The fat man did, crossing his thick legs at the ankles and pulling his trouser cuffs over his white socks. “I have a grudging respect for you, demon. I always have a grudging respect for someone whose schemes are not concerned with fame and/or glory. Unlike you, I believe that the best way for a godlike man to serve the devil is to ignore him. That is all he deserves — and you keep your immortal soul in the bargain. Speaking of bargains, what of this proposition?”

The lawyer opened his mouth and the demon opened his beak at the same time, but before either could speak, the fat man silenced them with a gesture. “One at a time, please. I deplore eagerness.” He noticed for the first time the crawling bird in the corner. He smiled and pointed.

“May I suspect that your proposition has to do with this rather emotional creature?”

“You may do more than suspect, friend fat man,” said the demon. “You see, we don’t have exactly a proposition, but we’re asking for advice. We want the masses to see him and learn from him.”

The fat man steepled his sausage fingers. “Learn what?”

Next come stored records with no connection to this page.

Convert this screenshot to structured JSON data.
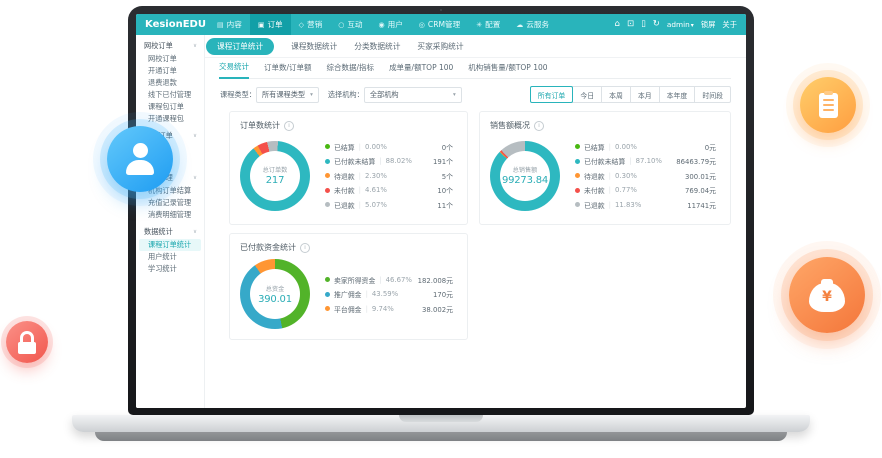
{
  "colors": {
    "accent": "#29b4bb",
    "navbar": "#29b4bb",
    "active_menu": "#12a0a7",
    "green": "#49b812",
    "teal": "#2eb8c0",
    "orange": "#ff9633",
    "red": "#f4504a",
    "gray": "#b6bdc1"
  },
  "icon_glyphs": {
    "content-icon": "▤",
    "order-icon": "▣",
    "marketing-icon": "◇",
    "interact-icon": "○",
    "user-icon": "◉",
    "crm-icon": "◎",
    "settings-icon": "✳",
    "cloud-icon": "☁",
    "home-icon": "⌂",
    "monitor-icon": "⊡",
    "phone-icon": "▯",
    "refresh-icon": "↻",
    "chevron-down-icon": "▾",
    "collapse-icon": "∨",
    "info-icon": "i",
    "yen-icon": "¥"
  },
  "app": {
    "navbar": {
      "logo": "KesionEDU",
      "items": [
        {
          "icon": "content-icon",
          "label": "内容"
        },
        {
          "icon": "order-icon",
          "label": "订单",
          "active": true
        },
        {
          "icon": "marketing-icon",
          "label": "营销"
        },
        {
          "icon": "interact-icon",
          "label": "互动"
        },
        {
          "icon": "user-icon",
          "label": "用户"
        },
        {
          "icon": "crm-icon",
          "label": "CRM管理"
        },
        {
          "icon": "settings-icon",
          "label": "配置"
        },
        {
          "icon": "cloud-icon",
          "label": "云服务"
        }
      ],
      "right": {
        "user": "admin",
        "links": [
          "锁屏",
          "关于"
        ]
      }
    },
    "subnav": {
      "tabs": [
        "课程订单统计",
        "课程数据统计",
        "分类数据统计",
        "买家采购统计"
      ],
      "active_index": 0
    },
    "sidebar": {
      "sections": [
        {
          "label": "网校订单",
          "items": [
            "网校订单",
            "开通订单",
            "退费退款",
            "线下已付管理",
            "课程包订单",
            "开通课程包"
          ]
        },
        {
          "label": "机构订单",
          "items": [
            "",
            ""
          ]
        },
        {
          "label": "财务管理",
          "items": [
            "机构订单结算",
            "充值记录管理",
            "消费明细管理"
          ]
        },
        {
          "label": "数据统计",
          "items": [
            "课程订单统计",
            "用户统计",
            "学习统计"
          ],
          "active_index": 0
        }
      ]
    },
    "panel": {
      "tabs": [
        "交易统计",
        "订单数/订单额",
        "综合数据/指标",
        "成单量/额TOP 100",
        "机构销售量/额TOP 100"
      ],
      "active_index": 0,
      "filters": [
        {
          "label": "课程类型：",
          "value": "所有课程类型"
        },
        {
          "label": "选择机构：",
          "value": "全部机构"
        }
      ],
      "range_buttons": [
        "所有订单",
        "今日",
        "本周",
        "本月",
        "本年度",
        "时间段"
      ],
      "range_active_index": 0
    }
  },
  "chart_data": [
    {
      "type": "pie",
      "title": "订单数统计",
      "center_label": "总订单数",
      "center_value": "217",
      "from_deg": -38,
      "draw_order": [
        2,
        3,
        4,
        1
      ],
      "legend": [
        {
          "label": "已结算",
          "pct": 0.0,
          "value": "0个",
          "color": "#49b812"
        },
        {
          "label": "已付款未结算",
          "pct": 88.02,
          "value": "191个",
          "color": "#2eb8c0"
        },
        {
          "label": "待退款",
          "pct": 2.3,
          "value": "5个",
          "color": "#ff9633"
        },
        {
          "label": "未付款",
          "pct": 4.61,
          "value": "10个",
          "color": "#f4504a"
        },
        {
          "label": "已退款",
          "pct": 5.07,
          "value": "11个",
          "color": "#b6bdc1"
        }
      ]
    },
    {
      "type": "pie",
      "title": "销售额概况",
      "center_label": "总销售额",
      "center_value": "99273.84",
      "from_deg": 0,
      "draw_order": [
        1,
        2,
        3,
        4
      ],
      "legend": [
        {
          "label": "已结算",
          "pct": 0.0,
          "value": "0元",
          "color": "#49b812"
        },
        {
          "label": "已付款未结算",
          "pct": 87.1,
          "value": "86463.79元",
          "color": "#2eb8c0"
        },
        {
          "label": "待退款",
          "pct": 0.3,
          "value": "300.01元",
          "color": "#ff9633"
        },
        {
          "label": "未付款",
          "pct": 0.77,
          "value": "769.04元",
          "color": "#f4504a"
        },
        {
          "label": "已退款",
          "pct": 11.83,
          "value": "11741元",
          "color": "#b6bdc1"
        }
      ]
    },
    {
      "type": "pie",
      "title": "已付款资金统计",
      "center_label": "总资金",
      "center_value": "390.01",
      "from_deg": 0,
      "draw_order": [
        0,
        1,
        2
      ],
      "legend": [
        {
          "label": "卖家所得资金",
          "pct": 46.67,
          "value": "182.008元",
          "color": "#52b329"
        },
        {
          "label": "推广佣金",
          "pct": 43.59,
          "value": "170元",
          "color": "#36a9c9"
        },
        {
          "label": "平台佣金",
          "pct": 9.74,
          "value": "38.002元",
          "color": "#ff9633"
        }
      ]
    }
  ]
}
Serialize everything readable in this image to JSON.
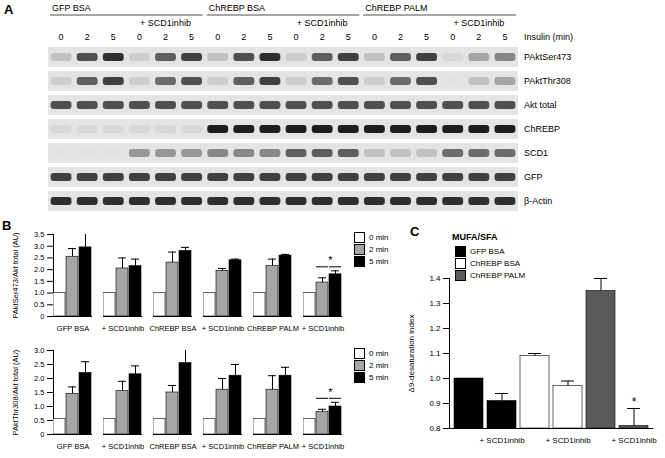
{
  "blot": {
    "panel": "A",
    "groups": [
      "GFP BSA",
      "+ SCD1inhib",
      "ChREBP BSA",
      "+ SCD1inhib",
      "ChREBP PALM",
      "+ SCD1inhib"
    ],
    "lanes": [
      0,
      2,
      5,
      0,
      2,
      5,
      0,
      2,
      5,
      0,
      2,
      5,
      0,
      2,
      5,
      0,
      2,
      5
    ],
    "lane_label": "Insulin (min)",
    "rows": [
      {
        "label": "PAktSer473",
        "intensity": [
          0.35,
          0.75,
          0.85,
          0.3,
          0.7,
          0.8,
          0.35,
          0.75,
          0.85,
          0.3,
          0.7,
          0.8,
          0.35,
          0.7,
          0.8,
          0.25,
          0.45,
          0.55
        ]
      },
      {
        "label": "PAktThr308",
        "intensity": [
          0.3,
          0.7,
          0.8,
          0.3,
          0.65,
          0.75,
          0.3,
          0.7,
          0.8,
          0.3,
          0.65,
          0.75,
          0.3,
          0.65,
          0.75,
          0.2,
          0.35,
          0.45
        ]
      },
      {
        "label": "Akt total",
        "intensity": [
          0.75,
          0.75,
          0.75,
          0.75,
          0.75,
          0.75,
          0.75,
          0.75,
          0.75,
          0.75,
          0.75,
          0.75,
          0.75,
          0.75,
          0.75,
          0.75,
          0.75,
          0.75
        ]
      },
      {
        "label": "ChREBP",
        "intensity": [
          0.25,
          0.25,
          0.25,
          0.25,
          0.25,
          0.25,
          0.9,
          0.9,
          0.9,
          0.9,
          0.9,
          0.9,
          0.9,
          0.9,
          0.9,
          0.9,
          0.9,
          0.9
        ]
      },
      {
        "label": "SCD1",
        "intensity": [
          0.2,
          0.2,
          0.2,
          0.5,
          0.5,
          0.5,
          0.55,
          0.55,
          0.55,
          0.7,
          0.7,
          0.7,
          0.35,
          0.35,
          0.35,
          0.65,
          0.65,
          0.65
        ]
      },
      {
        "label": "GFP",
        "intensity": [
          0.8,
          0.8,
          0.8,
          0.8,
          0.8,
          0.8,
          0.8,
          0.8,
          0.8,
          0.8,
          0.8,
          0.8,
          0.8,
          0.8,
          0.8,
          0.8,
          0.8,
          0.8
        ]
      },
      {
        "label": "β-Actin",
        "intensity": [
          0.85,
          0.85,
          0.85,
          0.85,
          0.85,
          0.85,
          0.85,
          0.85,
          0.85,
          0.85,
          0.85,
          0.85,
          0.85,
          0.85,
          0.85,
          0.85,
          0.85,
          0.85
        ]
      }
    ]
  },
  "chart_data": [
    {
      "panel": "B",
      "type": "bar",
      "categories": [
        "GFP BSA",
        "+ SCD1inhib",
        "ChREBP BSA",
        "+ SCD1inhib",
        "ChREBP PALM",
        "+ SCD1inhib"
      ],
      "ylabel": "PAktSer473/Akt total (AU)",
      "ylim": [
        0,
        3.5
      ],
      "yticks": [
        0,
        0.5,
        {
          "value": 1,
          "label": "1.0"
        },
        1.5,
        {
          "value": 2,
          "label": "2.0"
        },
        2.5,
        {
          "value": 3,
          "label": "3.0"
        },
        3.5
      ],
      "legend": "right",
      "series": [
        {
          "name": "0 min",
          "color": "#ffffff",
          "values": [
            1,
            1,
            1,
            1,
            1,
            1
          ],
          "errors": [
            0,
            0,
            0,
            0,
            0,
            0
          ]
        },
        {
          "name": "2 min",
          "color": "#a6a6a6",
          "values": [
            2.55,
            2.05,
            2.3,
            1.95,
            2.15,
            1.45
          ],
          "errors": [
            0.35,
            0.45,
            0.45,
            0.1,
            0.3,
            0.2
          ]
        },
        {
          "name": "5 min",
          "color": "#000000",
          "values": [
            2.95,
            2.15,
            2.8,
            2.4,
            2.6,
            1.8
          ],
          "errors": [
            0.6,
            0.3,
            0.15,
            0.05,
            0.05,
            0.15
          ]
        }
      ],
      "annotations": [
        {
          "text": "*",
          "category": 5
        }
      ]
    },
    {
      "type": "bar",
      "categories": [
        "GFP BSA",
        "+ SCD1inhib",
        "ChREBP BSA",
        "+ SCD1inhib",
        "ChREBP PALM",
        "+ SCD1inhib"
      ],
      "ylabel": "PAktThr308/Akt total (AU)",
      "ylim": [
        0,
        3
      ],
      "yticks": [
        0,
        0.5,
        {
          "value": 1,
          "label": "1.0"
        },
        1.5,
        {
          "value": 2,
          "label": "2.0"
        },
        2.5,
        {
          "value": 3,
          "label": "3.0"
        }
      ],
      "legend": "right",
      "series": [
        {
          "name": "0 min",
          "color": "#ffffff",
          "values": [
            0.55,
            0.55,
            0.55,
            0.55,
            0.55,
            0.55
          ],
          "errors": [
            0,
            0,
            0,
            0,
            0,
            0
          ]
        },
        {
          "name": "2 min",
          "color": "#a6a6a6",
          "values": [
            1.45,
            1.55,
            1.5,
            1.6,
            1.6,
            0.8
          ],
          "errors": [
            0.25,
            0.35,
            0.25,
            0.4,
            0.5,
            0.1
          ]
        },
        {
          "name": "5 min",
          "color": "#000000",
          "values": [
            2.2,
            2.15,
            2.55,
            2.1,
            2.1,
            1.0
          ],
          "errors": [
            0.4,
            0.3,
            0.8,
            0.4,
            0.3,
            0.15
          ]
        }
      ],
      "annotations": [
        {
          "text": "*",
          "category": 5
        }
      ]
    },
    {
      "panel": "C",
      "type": "bar",
      "title": "MUFA/SFA",
      "categories": [
        null,
        "+ SCD1inhib",
        null,
        "+ SCD1inhib",
        null,
        "+ SCD1inhib"
      ],
      "ylabel": "Δ9-desaturation index",
      "ylim": [
        0.8,
        1.4
      ],
      "yticks": [
        0.8,
        0.9,
        {
          "value": 1,
          "label": "1.0"
        },
        1.1,
        1.2,
        1.3,
        1.4
      ],
      "legend": "top-left",
      "series": [
        {
          "name": "GFP BSA",
          "color": "#000000",
          "values": [
            1.0,
            0.91,
            null,
            null,
            null,
            null
          ],
          "errors": [
            0,
            0.03,
            null,
            null,
            null,
            null
          ]
        },
        {
          "name": "ChREBP BSA",
          "color": "#ffffff",
          "values": [
            null,
            null,
            1.09,
            0.97,
            null,
            null
          ],
          "errors": [
            null,
            null,
            0.01,
            0.02,
            null,
            null
          ]
        },
        {
          "name": "ChREBP PALM",
          "color": "#595959",
          "values": [
            null,
            null,
            null,
            null,
            1.35,
            0.81
          ],
          "errors": [
            null,
            null,
            null,
            null,
            0.05,
            0.07
          ]
        }
      ],
      "annotations": [
        {
          "text": "*",
          "category": 5
        }
      ]
    }
  ]
}
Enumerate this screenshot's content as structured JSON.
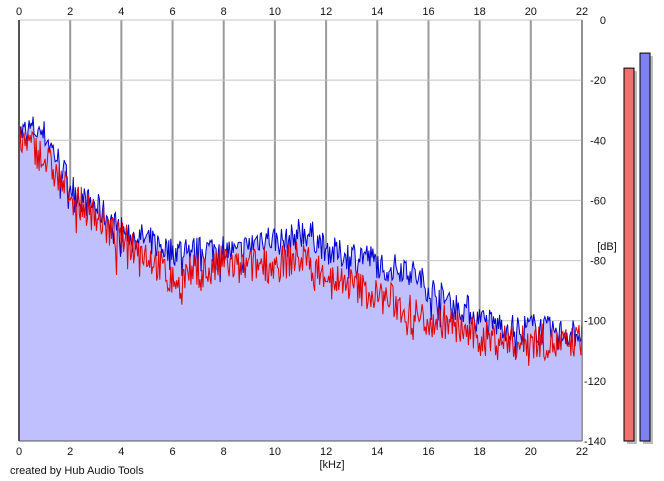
{
  "chart_data": {
    "type": "area",
    "title": "",
    "xlabel": "[kHz]",
    "ylabel": "[dB]",
    "xlim": [
      0,
      22
    ],
    "ylim": [
      -140,
      0
    ],
    "x_ticks": [
      "0",
      "2",
      "4",
      "6",
      "8",
      "10",
      "12",
      "14",
      "16",
      "18",
      "20",
      "22"
    ],
    "y_ticks": [
      "0",
      "-20",
      "-40",
      "-60",
      "-80",
      "-100",
      "-120",
      "-140"
    ],
    "grid": true,
    "series": [
      {
        "color": "#0000cc",
        "fill": "#c0c0ff",
        "x_khz": [
          0,
          0.5,
          1,
          1.5,
          2,
          2.5,
          3,
          3.5,
          4,
          4.5,
          5,
          5.5,
          6,
          6.5,
          7,
          7.5,
          8,
          8.5,
          9,
          9.5,
          10,
          10.5,
          11,
          11.5,
          12,
          12.5,
          13,
          13.5,
          14,
          14.5,
          15,
          15.5,
          16,
          16.5,
          17,
          17.5,
          18,
          18.5,
          19,
          19.5,
          20,
          20.5,
          21,
          21.5,
          22
        ],
        "values_db": [
          -38,
          -36,
          -38,
          -46,
          -55,
          -60,
          -62,
          -66,
          -70,
          -72,
          -73,
          -75,
          -77,
          -76,
          -77,
          -76,
          -76,
          -78,
          -75,
          -72,
          -73,
          -74,
          -70,
          -72,
          -76,
          -78,
          -78,
          -78,
          -81,
          -83,
          -82,
          -85,
          -89,
          -92,
          -95,
          -96,
          -100,
          -101,
          -102,
          -103,
          -102,
          -103,
          -104,
          -104,
          -104
        ]
      },
      {
        "color": "#e00000",
        "x_khz": [
          0,
          0.5,
          1,
          1.5,
          2,
          2.5,
          3,
          3.5,
          4,
          4.5,
          5,
          5.5,
          6,
          6.5,
          7,
          7.5,
          8,
          8.5,
          9,
          9.5,
          10,
          10.5,
          11,
          11.5,
          12,
          12.5,
          13,
          13.5,
          14,
          14.5,
          15,
          15.5,
          16,
          16.5,
          17,
          17.5,
          18,
          18.5,
          19,
          19.5,
          20,
          20.5,
          21,
          21.5,
          22
        ],
        "values_db": [
          -40,
          -42,
          -46,
          -52,
          -58,
          -62,
          -65,
          -70,
          -73,
          -75,
          -78,
          -82,
          -87,
          -85,
          -83,
          -84,
          -80,
          -83,
          -82,
          -81,
          -82,
          -80,
          -79,
          -82,
          -84,
          -87,
          -88,
          -90,
          -92,
          -93,
          -96,
          -98,
          -100,
          -100,
          -101,
          -104,
          -106,
          -106,
          -106,
          -108,
          -106,
          -107,
          -108,
          -108,
          -106
        ]
      }
    ],
    "level_meters": [
      {
        "color": "#f07070",
        "level_db": -16
      },
      {
        "color": "#8080f0",
        "level_db": -11
      }
    ]
  },
  "credit": "created by Hub Audio Tools"
}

“Depression,” said the lawyer.

“Depression. There has been none of that since the old days. Disappointment, dissatisfaction, yes, but no genuine depression. Everybody is happy; which is as it should be. You two are not living in the past, are you?”

“I disagree with your views,” said the demon. “Without depression, what good is happiness? These days happiness is no longer a goal, but merely another state of being. As for myself, I find no joy in seeing other people happy. The race of godlike man has become lazy. The only ambition is for fame and glory. There is no striving for unobtainable goals. There are no adventures. And may I remind you that our very identities come from the past? Why shouldn’t they come from our own culture, our own present? And what is our future?”

The fat man rubbed one of his chins. “I do not care for your goals. I, for one, am completely satisfied with things as they are.”

“And for eons,” said the lawyer, “you have been concerned with petty intrigues. Why, a man with your skills in the old days would have fought and schemed for a planet, for a solar system, for more! Your skills are wasted on this dreamless planet. With the return of depression will come the return of dreams, of hopes for better times. All godlike men will be searching for something, and then your skills will not be wasted. You will be at the top of a young and worthwhile race.”

“You would appreciate my wife,” said the fat man. “She has hinted as much to me, but she is very dull and stupid. You two are bright and philosophical; you express things directly. I like directness; I like the way you two come right to the point. It is as if you are running out of time.”

“I assure you,” said the demon, “we have all the time in the world.”

“Don’t we all?” The fat man stood up with difficulty and pointed at the bird. “An unusual creature. I am the only one who could possibly be unaffected by its predicament. I think I can help you.”

“How?” asked the lawyer.

The fat man put on his gloves and retrieved his Borsalino. He admired an ivory lamp carved in the shape of a voluptuous mermaid. He walked to the door and turned around. “We shall hold a carnival, a rodeo, a fair. There has not been one for centuries. The crawling bird will be our main attraction.”

“And what is your price?” asked the demon.

“One hundred per cent of the fame and glory.” He closed the door gently behind him.